Tenaga Nasional - Bringing O&M Expertise Into India

sectoranalyst
Publish date: Tue, 04 Apr 2017, 09:27 AM
  • TNB Remaco expanding into India with GMR Energy
  • GMR Energy owns 2.6GW of operational capacity
  • Though small, underpins plans to increase overseas contribution to 20% of earnings
  • Re-affirm BUY at unchanged DCF-derived target price of RM16.80/share. 4% yield is attractive

Remaco expands into India. Tenaga, via subsidiary, TNB Remaco, signed an MoU with Indian based GMR Energy Limited for a collaboration in power plant operations & maintenance (O&M) venture in India. GMR Energy is a 30%-owned associate of TNB, acquired in November last year. Both parties will invest in a facility in India, but in the meantime, refurbishment works will be done at TNB Remaco’s Malaysian facility. Based on past meetings, we understand that TNB Remaco generates around RM1b in revenue, or circa 2% of group revenue and generates pretax margins of 7%-8%. The bulk of revenues were derived from TNB operations back in 2013 while non-TNB operations made up circa 10%. However, Tenaga had a target to increase non-TNB operations contribution to 40% of revenue%.

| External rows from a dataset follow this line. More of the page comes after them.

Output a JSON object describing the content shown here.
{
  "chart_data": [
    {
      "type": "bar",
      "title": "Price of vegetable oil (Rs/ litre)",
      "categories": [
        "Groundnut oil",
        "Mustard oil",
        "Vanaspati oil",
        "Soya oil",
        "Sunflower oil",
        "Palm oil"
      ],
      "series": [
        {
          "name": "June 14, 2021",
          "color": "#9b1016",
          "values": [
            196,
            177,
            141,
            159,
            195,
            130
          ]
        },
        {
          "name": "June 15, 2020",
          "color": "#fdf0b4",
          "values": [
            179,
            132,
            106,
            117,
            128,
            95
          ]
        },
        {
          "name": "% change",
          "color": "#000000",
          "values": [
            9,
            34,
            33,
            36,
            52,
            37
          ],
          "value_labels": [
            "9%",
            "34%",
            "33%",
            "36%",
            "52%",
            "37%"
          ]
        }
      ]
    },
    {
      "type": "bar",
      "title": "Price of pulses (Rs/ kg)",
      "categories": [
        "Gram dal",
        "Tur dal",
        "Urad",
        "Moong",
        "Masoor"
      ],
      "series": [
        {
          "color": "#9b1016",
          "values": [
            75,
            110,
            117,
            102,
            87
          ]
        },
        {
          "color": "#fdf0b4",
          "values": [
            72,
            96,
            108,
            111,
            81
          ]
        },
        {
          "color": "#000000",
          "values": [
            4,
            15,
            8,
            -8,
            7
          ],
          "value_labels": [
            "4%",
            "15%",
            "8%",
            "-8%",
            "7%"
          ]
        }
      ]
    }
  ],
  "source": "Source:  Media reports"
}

Capitalising on relationship with GMR. We do not rule out possibilities of the venture initially capitalising on GMR Energy’s portfolio of 5 operational plants; comprising mainly of coal and gas plants (which is where TNB Remaco’s core competency lies) with a total capacity of 2.6GW. GMR Energy also has one hydro plant (180MW) under construction and another 3 hydro plants (1.8GW) under development stage. We have yet to factor in incremental earnings or capex from the venture pending further clarity on details as the deal progresses. Nonetheless, this is definitely a positive development and underpins Tenaga’s plans to increase overseas contribution to 20% of earnings within the next 8 years.

Recommendation. We re-affirm our BUY call on Tenaga at unchanged DCF-based TP to 16.80/share for now with potential upside bias from this acquisition. We like Tenaga for: (1) Dividend catalyst on the back of FCF yield of ~7% over FY17F/18F, a relatively under-geared balance sheet at 0.35x and Tenaga’s capital optimisation exercise (2) Overseas expansion provides scope for stronger growth in the mid-term (3) Strong earnings visibility post-ICPT implementation. Capital management, overseas expansion and the resolution of its RM2b tax issue with the Inland Revenue Board are key catalysts over the next 12 months.